It looks like you had a very nice hike along this trail!
Let me see if I can straighten out the railroad history for you.
The Burlington and Mount Holly Railroad and Transportation Company received its legislative charter in 1836, but the company became moribund from the effects of the Panic of 1837, so little or no work was completed. In 1848, the state legislature passed supplemental acts to the original incorporation, allowing construction to begin. As built, the line extended from a wharf on the Delaware River in East Burlington, near the present-day Curtin Marina, southward to Mount Holly, terminating near Grant Street. Here the company had an engine house, a station, cattle pens, etc. In 1857, management determined it would extend the line to Pemberton and received a legislative charter for the Burlington County Railroad and it is a portion of this route that you hiked. In 1865, the Vincentown Branch of the Burlington County Railroad received its charter. Then the Camden & Amboy, as the parent company and source of funding for these lines, decided it would extend the Burlington County Railroad to Camden and chartered the Camden & Burlington County Railroad in 1866. The line to Medford from Mount Holly was built in 1868-69. Eventually the line leaving Mount Holly for Pemberton branched off at Birmingham and reached the Jersey coast at Barnegat Pier and extended out across the bay on a long trestle, which burned in 1944.
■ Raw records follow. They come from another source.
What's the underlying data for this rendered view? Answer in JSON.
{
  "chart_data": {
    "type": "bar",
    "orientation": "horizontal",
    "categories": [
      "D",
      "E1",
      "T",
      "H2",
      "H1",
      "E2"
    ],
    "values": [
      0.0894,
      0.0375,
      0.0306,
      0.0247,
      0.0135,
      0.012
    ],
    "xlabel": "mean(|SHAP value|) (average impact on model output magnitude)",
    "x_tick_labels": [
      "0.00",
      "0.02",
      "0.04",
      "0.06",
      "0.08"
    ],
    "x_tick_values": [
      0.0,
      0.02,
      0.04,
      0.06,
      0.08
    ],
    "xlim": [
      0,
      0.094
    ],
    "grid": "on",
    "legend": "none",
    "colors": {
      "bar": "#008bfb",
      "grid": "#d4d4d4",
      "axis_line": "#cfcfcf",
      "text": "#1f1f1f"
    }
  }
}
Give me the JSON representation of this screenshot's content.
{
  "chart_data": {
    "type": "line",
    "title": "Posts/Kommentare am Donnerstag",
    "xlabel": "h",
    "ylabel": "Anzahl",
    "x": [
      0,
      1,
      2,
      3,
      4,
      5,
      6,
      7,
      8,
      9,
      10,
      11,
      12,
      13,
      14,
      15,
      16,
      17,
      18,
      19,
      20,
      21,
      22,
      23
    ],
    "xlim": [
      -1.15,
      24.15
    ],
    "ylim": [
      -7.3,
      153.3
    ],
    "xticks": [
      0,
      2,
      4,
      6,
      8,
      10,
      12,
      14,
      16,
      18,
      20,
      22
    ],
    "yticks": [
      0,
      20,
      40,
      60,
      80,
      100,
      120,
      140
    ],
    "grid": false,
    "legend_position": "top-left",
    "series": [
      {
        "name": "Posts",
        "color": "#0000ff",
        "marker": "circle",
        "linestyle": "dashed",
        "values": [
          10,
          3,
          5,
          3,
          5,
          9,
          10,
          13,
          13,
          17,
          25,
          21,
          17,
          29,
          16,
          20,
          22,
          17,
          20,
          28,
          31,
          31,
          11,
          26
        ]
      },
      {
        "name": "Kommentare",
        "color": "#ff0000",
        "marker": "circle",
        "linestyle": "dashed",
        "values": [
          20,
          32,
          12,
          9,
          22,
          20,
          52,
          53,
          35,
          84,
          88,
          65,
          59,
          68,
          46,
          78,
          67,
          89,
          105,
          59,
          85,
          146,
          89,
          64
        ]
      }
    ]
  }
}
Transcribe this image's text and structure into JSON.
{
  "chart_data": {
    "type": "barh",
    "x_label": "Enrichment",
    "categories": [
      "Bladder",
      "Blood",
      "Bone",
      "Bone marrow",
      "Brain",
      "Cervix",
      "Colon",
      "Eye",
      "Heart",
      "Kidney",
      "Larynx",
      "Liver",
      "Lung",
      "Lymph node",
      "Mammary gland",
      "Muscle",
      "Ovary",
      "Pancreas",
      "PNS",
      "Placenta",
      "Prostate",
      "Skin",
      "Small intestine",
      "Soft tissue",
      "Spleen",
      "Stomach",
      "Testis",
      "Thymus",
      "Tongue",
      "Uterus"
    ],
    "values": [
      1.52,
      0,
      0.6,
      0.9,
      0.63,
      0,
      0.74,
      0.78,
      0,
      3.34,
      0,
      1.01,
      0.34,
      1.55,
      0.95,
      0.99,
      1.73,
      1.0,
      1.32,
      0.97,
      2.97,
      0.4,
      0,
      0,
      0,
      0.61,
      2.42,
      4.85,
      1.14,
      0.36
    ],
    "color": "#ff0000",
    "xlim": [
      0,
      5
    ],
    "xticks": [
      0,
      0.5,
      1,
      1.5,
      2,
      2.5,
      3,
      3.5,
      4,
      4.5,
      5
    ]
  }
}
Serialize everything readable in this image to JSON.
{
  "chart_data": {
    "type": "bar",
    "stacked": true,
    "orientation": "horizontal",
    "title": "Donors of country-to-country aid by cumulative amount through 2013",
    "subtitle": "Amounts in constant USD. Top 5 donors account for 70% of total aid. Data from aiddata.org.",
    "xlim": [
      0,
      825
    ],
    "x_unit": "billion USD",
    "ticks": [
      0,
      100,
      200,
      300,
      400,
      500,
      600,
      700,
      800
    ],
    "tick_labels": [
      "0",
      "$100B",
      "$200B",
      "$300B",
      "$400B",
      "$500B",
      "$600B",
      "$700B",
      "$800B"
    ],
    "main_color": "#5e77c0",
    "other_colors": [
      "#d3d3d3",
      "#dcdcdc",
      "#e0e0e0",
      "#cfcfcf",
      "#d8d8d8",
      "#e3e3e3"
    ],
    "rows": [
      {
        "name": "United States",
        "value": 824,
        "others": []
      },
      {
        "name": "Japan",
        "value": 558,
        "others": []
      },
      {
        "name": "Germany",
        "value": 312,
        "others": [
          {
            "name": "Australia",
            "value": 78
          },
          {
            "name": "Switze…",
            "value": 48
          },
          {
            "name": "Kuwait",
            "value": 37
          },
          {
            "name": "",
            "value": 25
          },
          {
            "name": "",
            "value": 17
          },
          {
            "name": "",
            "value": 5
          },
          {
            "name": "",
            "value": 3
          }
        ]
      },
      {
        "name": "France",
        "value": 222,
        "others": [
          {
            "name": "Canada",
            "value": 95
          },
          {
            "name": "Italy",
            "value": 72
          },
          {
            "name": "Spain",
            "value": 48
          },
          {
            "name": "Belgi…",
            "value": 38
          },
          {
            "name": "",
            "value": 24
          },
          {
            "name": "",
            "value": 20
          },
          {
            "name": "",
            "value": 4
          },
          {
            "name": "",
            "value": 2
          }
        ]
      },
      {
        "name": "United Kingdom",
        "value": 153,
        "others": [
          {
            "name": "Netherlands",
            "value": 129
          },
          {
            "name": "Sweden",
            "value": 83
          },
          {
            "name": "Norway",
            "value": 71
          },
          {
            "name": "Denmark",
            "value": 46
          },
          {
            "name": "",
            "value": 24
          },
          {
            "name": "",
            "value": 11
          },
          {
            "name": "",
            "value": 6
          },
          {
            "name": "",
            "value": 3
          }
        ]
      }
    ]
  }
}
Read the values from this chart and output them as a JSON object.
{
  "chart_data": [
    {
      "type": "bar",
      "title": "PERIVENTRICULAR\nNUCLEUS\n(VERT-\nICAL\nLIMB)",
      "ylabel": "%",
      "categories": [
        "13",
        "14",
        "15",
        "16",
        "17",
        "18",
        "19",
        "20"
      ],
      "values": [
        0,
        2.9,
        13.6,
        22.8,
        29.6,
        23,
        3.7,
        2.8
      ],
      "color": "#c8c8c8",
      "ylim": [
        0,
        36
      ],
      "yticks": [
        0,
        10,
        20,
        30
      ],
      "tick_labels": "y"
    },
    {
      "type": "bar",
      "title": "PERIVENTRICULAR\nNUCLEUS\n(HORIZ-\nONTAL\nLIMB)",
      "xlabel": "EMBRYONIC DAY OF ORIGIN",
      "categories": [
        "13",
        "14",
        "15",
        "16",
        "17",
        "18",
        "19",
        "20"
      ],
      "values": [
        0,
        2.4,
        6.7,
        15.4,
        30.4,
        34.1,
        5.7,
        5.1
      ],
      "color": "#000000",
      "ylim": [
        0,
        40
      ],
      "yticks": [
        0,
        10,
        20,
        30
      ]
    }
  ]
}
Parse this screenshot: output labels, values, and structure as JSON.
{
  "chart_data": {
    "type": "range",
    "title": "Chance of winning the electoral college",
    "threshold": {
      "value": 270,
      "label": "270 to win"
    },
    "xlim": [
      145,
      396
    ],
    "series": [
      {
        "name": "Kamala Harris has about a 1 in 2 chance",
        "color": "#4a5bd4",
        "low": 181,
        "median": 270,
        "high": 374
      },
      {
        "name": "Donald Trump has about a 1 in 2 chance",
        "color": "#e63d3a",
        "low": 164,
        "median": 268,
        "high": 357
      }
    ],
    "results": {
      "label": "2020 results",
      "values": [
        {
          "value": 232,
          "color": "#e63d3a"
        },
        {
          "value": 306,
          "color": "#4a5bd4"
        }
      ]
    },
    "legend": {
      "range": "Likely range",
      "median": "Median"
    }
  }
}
The electric car you link to in your posting represents the very first experimentation in electrification in which the Pennsylvania Railroad engaged. The company constructed a powerhouse in Mount Holly and strung trolley wire between Mount Holly and Burlington and operated these cars. The electric service only operated for a year or two before the powerhouse burned down and management decided not to rebuild the generating station. It was from this little experiment that the electrified Northeast Corridor grew. This car, however, never operated on the portion of the line that you hiked.
Yes, the station is the same one viewed in the post card on the West Jersey History Project. The two-story building to the right of the station served the line going to Burlington.
Let me know if you have any other questions.